Os principais indicativos macroeconômicos que embasam a nossa visão otimista para o setor, e que devem exercer uma função essencial no aumento das vendas dos varejistas, são as taxas de juros mais baixas, melhora da inadimplência, aquecimento de crédito e a diminuição do endividamento das famílias.
O comprometimento de renda das famílias, de acordo com dados do Banco Central até janeiro de 2024, está em 25,8%, uma redução de 1,6 pontos percentuais em comparação com o mesmo período de 2023, indicando tendências positivas nos últimos meses, podendo ser observado pela imagem abaixo:
O índice obteve o menor patamar no período analisado em julho de 2020, quando a meta da Selic estava em 2,25%. No entanto, após esse período, a Selic aumentou de maneira rápida e substancial, atingindo 13,75% em agosto de 2022, número que se estendeu até agosto de 2023, impactando diretamente a inadimplência e compromisso de renda, que atingiu 28,4% em junho de 2023. Contudo, desde então, o cenário macroeconômico melhorou e o banco central iniciou a flexibilização monetária, resultando em uma melhoria no endividamento e um ambiente mais favorável para o mercado de crédito, estimulando o consumo e contribuindo para a recuperação das vendas do setor.

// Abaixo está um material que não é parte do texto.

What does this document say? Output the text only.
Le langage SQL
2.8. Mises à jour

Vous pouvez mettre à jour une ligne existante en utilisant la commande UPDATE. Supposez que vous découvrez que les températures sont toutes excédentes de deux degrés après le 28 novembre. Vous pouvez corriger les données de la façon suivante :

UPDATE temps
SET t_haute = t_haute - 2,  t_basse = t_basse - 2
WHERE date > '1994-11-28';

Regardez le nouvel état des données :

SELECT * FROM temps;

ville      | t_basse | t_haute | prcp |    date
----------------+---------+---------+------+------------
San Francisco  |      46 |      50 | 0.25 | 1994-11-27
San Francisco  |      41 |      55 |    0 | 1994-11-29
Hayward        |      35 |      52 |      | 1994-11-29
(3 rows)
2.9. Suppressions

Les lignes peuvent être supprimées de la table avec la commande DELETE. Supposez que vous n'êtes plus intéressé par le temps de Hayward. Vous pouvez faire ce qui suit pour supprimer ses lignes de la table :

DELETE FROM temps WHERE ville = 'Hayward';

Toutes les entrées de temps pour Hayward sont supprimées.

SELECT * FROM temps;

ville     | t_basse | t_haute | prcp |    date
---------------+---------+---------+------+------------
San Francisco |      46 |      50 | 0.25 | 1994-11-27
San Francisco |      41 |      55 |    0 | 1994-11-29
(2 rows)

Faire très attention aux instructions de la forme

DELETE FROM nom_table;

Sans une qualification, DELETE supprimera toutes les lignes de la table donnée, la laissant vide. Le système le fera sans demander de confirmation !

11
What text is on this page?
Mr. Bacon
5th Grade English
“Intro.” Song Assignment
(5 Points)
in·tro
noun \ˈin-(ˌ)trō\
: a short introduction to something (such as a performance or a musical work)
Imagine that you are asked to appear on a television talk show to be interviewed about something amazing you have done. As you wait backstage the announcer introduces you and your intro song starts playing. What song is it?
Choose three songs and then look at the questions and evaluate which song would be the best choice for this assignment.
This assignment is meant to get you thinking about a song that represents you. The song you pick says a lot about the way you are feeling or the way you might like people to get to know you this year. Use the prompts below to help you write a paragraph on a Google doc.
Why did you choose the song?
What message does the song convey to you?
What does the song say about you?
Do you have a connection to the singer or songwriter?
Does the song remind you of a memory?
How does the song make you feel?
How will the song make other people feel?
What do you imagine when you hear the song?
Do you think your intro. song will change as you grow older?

A queda das taxas de juros não apenas tem um impacto positivo sobre o comprometimento da renda, mas também influencia na inadimplência dos consumidores, principalmente das classes mais baixas, estimulando a originação e o consumo de crédito. Em um ambiente de juros menores, a alavancagem das empresas também é beneficiada, especialmente em um cenário de inflação baixa, que favorece os custos, podendo resultar em um aumento nos lucros das varejistas ao longo dos próximos anos. O gráfico abaixo ilustra a trajetória de queda da inadimplência por faixa de renda, podendo ser analisado a queda mais acentuada das classes de baixa e média renda:
Esse cenário já está refletido na melhoria sequencial das projeções de crédito e inadimplência para o ano corrente e o próximo, indicando um ambiente de crédito mais saudável, conforme a pesquisa mensal de março da Febraban, podendo ser visualizado pelas imagens abaixo:
Por fim, dada a nossa expectativa positiva para o setor de varejo, estamos preferindo empresas expostas ao segmento de média renda em comparação com o de alta renda. Acreditamos que estas serão favorecidas pela melhora do cenário macroeconômico, valuation atrativo e um bom momento operacional. Esperamos que os resultados do 1T24 para este segmento demonstram uma tendência de recuperação gradual, com aumento na receita, melhora nas margens e nos resultados financeiros, impulsionado por um custo de funding mais baixo, o que terá um impacto positivo no lucro.
Acreditamos que a C&A deve continuar a mostrar uma melhora na produtividade, com base nas iniciativas apresentadas nos últimos anos, bem como nas margens. Por outro lado, a Renner, que foi duramente impactada pela Realize nos últimos trimestres, deve apresentar uma melhora nas margens devido à tendência de recuperação da Realize e à implementação gradual de seu novo centro de distribuição, resultando em eficiência nas despesas.